Methods: The primary objective of this multi-center study is to reduce uncertainty in final conclusions drawn on CRTRs (cases), defined by dyspnea with objective disturbances and/or significant hemodynamic insults, with/without fever (±F). HRFTRs (controls) represent higher-grade F (T≥39°C or chills/rigors or lower-grade F (≥38°C by +Δ1°C) with non-respiratory effects). Patients (goal: 200) consent to additional sampling (≤24h post-TR) to identify contributing factors in case/control presentations, and in diagnostic groups (TRALI, TACO±F, TAD). Mechanistic axes of interest are cardiorenal, hemolytic, leukoagglutinating, biolipid, vasoactive, and inflammatory. Secondary goals include elucidation of real-life “insult-multiplicity” in CRTRs, tests of greatest yield, and distinguishing features in TRALI/TACO/TAD.

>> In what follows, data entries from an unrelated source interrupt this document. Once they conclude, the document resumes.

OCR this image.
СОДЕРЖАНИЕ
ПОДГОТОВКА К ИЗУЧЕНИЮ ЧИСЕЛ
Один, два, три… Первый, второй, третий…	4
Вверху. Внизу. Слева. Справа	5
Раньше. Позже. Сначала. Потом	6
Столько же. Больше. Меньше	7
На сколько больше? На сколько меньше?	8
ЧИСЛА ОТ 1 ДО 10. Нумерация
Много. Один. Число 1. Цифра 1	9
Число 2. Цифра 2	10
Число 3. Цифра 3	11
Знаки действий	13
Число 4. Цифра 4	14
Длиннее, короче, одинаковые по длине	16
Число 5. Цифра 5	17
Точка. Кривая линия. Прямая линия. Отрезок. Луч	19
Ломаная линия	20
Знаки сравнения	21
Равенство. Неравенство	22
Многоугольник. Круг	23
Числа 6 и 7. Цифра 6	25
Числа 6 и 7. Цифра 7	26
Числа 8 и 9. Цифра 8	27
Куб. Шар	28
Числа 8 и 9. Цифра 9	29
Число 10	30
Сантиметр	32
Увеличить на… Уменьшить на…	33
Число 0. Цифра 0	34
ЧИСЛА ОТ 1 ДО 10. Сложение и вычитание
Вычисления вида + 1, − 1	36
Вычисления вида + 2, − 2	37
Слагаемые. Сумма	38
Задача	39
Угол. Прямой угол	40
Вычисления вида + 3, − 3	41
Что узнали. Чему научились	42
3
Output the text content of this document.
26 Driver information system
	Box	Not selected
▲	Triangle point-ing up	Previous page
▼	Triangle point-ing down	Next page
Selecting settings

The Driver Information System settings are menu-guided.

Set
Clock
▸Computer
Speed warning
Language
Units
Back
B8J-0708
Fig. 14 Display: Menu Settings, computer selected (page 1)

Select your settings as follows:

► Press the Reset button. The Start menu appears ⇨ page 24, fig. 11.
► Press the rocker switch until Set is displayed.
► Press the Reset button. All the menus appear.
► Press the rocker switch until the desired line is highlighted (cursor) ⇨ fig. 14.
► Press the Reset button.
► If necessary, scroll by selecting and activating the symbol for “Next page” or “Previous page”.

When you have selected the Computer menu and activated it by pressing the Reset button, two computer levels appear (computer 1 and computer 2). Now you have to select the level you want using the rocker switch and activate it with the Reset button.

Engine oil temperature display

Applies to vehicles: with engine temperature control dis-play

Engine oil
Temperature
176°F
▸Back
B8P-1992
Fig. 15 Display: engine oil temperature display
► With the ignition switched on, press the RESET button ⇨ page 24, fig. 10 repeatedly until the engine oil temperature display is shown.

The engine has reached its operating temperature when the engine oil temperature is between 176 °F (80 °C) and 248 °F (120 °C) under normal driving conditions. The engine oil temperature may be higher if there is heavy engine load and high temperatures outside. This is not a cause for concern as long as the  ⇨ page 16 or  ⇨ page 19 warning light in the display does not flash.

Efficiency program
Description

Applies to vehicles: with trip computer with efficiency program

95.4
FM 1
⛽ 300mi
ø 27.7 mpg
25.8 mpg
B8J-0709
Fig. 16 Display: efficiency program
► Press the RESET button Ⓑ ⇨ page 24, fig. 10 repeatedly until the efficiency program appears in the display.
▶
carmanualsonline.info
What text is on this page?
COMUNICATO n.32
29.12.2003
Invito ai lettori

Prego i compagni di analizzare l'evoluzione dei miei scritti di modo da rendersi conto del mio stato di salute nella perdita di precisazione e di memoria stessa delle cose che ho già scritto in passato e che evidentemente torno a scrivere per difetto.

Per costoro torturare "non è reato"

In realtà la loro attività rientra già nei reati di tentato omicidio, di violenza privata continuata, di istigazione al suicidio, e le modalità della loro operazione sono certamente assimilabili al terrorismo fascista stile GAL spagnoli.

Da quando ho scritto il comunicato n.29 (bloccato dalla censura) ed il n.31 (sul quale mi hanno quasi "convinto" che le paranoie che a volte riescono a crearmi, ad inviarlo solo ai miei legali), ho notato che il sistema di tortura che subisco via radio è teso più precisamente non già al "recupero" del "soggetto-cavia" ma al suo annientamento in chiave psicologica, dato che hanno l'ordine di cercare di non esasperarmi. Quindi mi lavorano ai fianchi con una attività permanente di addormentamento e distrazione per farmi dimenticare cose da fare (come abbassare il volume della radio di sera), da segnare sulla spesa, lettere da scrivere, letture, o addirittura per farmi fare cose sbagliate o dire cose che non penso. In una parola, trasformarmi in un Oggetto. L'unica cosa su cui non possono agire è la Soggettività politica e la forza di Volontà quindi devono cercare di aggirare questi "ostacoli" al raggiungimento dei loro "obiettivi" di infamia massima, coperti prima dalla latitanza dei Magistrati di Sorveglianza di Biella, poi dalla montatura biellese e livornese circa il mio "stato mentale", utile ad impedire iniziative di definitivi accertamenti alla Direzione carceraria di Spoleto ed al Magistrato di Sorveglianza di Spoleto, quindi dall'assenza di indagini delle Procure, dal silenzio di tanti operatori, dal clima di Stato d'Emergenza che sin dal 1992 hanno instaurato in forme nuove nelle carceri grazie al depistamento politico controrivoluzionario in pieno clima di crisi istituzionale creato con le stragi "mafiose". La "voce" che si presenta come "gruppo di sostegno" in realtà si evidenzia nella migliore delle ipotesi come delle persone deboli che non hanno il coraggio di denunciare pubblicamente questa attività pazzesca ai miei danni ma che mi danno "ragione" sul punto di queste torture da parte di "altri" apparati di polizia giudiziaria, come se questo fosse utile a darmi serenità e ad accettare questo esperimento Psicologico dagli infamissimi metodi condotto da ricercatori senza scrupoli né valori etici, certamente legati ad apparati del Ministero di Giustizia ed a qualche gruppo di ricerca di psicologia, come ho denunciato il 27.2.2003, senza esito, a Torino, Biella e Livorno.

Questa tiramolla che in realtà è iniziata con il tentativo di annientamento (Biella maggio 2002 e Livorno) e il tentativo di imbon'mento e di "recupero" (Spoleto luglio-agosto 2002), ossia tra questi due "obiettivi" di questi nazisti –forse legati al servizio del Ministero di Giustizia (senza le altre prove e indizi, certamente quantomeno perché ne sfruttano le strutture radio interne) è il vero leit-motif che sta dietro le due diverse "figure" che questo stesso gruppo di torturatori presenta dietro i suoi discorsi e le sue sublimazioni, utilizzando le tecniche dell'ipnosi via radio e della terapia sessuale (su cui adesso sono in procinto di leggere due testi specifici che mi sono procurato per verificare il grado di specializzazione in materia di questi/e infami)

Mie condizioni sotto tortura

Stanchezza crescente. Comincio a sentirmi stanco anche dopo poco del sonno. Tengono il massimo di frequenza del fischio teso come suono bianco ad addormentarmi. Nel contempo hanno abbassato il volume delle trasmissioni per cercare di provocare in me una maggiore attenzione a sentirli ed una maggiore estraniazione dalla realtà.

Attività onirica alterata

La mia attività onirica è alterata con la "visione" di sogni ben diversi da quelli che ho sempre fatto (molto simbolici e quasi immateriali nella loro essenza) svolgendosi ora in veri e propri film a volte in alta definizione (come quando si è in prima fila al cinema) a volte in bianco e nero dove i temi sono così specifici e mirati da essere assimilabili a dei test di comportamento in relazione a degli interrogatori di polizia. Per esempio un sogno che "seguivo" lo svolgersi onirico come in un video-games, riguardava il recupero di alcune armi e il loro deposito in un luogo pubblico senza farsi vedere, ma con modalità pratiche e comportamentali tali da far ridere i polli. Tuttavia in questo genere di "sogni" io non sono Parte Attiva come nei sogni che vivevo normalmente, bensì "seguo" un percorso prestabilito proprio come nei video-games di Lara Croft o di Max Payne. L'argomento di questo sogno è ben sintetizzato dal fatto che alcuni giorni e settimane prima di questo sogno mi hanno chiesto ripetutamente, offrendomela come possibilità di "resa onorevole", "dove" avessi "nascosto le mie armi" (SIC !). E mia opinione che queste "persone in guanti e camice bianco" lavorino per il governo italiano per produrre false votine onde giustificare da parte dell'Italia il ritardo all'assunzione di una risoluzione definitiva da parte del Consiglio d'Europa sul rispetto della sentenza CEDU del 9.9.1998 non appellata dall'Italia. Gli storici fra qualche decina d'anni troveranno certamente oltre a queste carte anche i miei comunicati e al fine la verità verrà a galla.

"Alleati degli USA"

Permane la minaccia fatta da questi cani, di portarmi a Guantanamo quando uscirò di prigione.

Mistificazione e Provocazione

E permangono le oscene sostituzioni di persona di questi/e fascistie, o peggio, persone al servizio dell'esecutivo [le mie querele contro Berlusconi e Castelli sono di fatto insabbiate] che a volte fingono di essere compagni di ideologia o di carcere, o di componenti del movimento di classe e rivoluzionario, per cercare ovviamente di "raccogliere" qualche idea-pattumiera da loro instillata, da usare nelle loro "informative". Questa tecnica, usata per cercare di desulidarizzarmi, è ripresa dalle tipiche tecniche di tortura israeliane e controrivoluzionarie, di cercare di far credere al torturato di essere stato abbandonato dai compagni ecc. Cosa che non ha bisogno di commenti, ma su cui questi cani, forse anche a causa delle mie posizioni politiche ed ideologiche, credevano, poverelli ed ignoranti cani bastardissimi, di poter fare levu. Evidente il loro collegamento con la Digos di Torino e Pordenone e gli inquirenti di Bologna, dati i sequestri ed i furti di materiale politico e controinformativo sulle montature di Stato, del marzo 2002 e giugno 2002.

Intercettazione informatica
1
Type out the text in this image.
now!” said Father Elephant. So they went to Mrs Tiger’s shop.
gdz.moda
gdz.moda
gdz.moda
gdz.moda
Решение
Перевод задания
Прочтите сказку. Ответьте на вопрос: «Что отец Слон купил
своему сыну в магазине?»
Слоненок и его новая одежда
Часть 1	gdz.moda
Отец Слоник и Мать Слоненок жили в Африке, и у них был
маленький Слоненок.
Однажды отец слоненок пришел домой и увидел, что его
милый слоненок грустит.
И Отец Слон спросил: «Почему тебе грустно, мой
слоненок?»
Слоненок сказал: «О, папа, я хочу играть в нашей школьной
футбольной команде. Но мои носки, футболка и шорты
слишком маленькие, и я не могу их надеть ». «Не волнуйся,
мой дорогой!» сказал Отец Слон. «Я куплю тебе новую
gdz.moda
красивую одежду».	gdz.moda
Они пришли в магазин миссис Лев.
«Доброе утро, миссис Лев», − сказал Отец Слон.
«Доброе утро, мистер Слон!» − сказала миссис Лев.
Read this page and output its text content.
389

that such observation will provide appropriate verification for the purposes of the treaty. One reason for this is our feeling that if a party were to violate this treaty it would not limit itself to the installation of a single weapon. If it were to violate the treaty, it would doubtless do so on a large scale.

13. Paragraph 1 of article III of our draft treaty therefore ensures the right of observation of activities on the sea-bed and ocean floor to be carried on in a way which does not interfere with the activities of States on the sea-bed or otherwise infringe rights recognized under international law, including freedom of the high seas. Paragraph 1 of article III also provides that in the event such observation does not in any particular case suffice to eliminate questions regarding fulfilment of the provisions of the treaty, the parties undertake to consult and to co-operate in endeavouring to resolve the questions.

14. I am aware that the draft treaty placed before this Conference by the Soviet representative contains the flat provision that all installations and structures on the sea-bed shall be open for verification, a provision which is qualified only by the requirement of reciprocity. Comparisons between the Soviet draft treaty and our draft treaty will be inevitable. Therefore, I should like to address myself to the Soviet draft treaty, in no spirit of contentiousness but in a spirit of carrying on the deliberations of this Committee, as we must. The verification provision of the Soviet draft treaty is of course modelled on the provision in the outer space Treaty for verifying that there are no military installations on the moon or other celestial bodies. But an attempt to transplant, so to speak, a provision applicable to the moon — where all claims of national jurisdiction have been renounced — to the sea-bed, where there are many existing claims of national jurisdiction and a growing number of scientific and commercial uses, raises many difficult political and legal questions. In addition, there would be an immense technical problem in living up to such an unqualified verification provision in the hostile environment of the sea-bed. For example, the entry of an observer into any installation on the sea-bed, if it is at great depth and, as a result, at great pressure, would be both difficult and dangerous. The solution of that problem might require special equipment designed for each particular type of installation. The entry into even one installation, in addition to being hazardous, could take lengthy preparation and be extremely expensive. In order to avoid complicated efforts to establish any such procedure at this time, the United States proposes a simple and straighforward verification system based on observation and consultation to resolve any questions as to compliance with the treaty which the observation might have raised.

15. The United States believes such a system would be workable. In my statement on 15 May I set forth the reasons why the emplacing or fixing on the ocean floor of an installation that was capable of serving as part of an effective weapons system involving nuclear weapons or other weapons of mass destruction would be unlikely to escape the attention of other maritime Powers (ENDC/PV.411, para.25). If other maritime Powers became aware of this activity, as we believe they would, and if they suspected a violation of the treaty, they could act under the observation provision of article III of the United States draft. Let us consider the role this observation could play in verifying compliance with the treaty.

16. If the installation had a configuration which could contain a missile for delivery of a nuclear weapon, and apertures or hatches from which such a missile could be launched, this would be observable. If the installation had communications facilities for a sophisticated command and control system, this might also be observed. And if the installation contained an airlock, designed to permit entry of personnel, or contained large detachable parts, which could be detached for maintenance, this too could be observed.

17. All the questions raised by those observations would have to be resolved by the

Conclusions: A deep systematic CRTR probe may not only reduce diagnostic uncertainty but frame biomarker performance and pathologic signatures in definition-specific CRTRs. The re-classifiability or biology of TAD may be better understood. High-quality, mechanistic, true-to-quantity hemovigilance better exposes burdens and management options.
Trial Registration: The trial is registered with ClinicalTrials.gov. with registry number NCT04267029.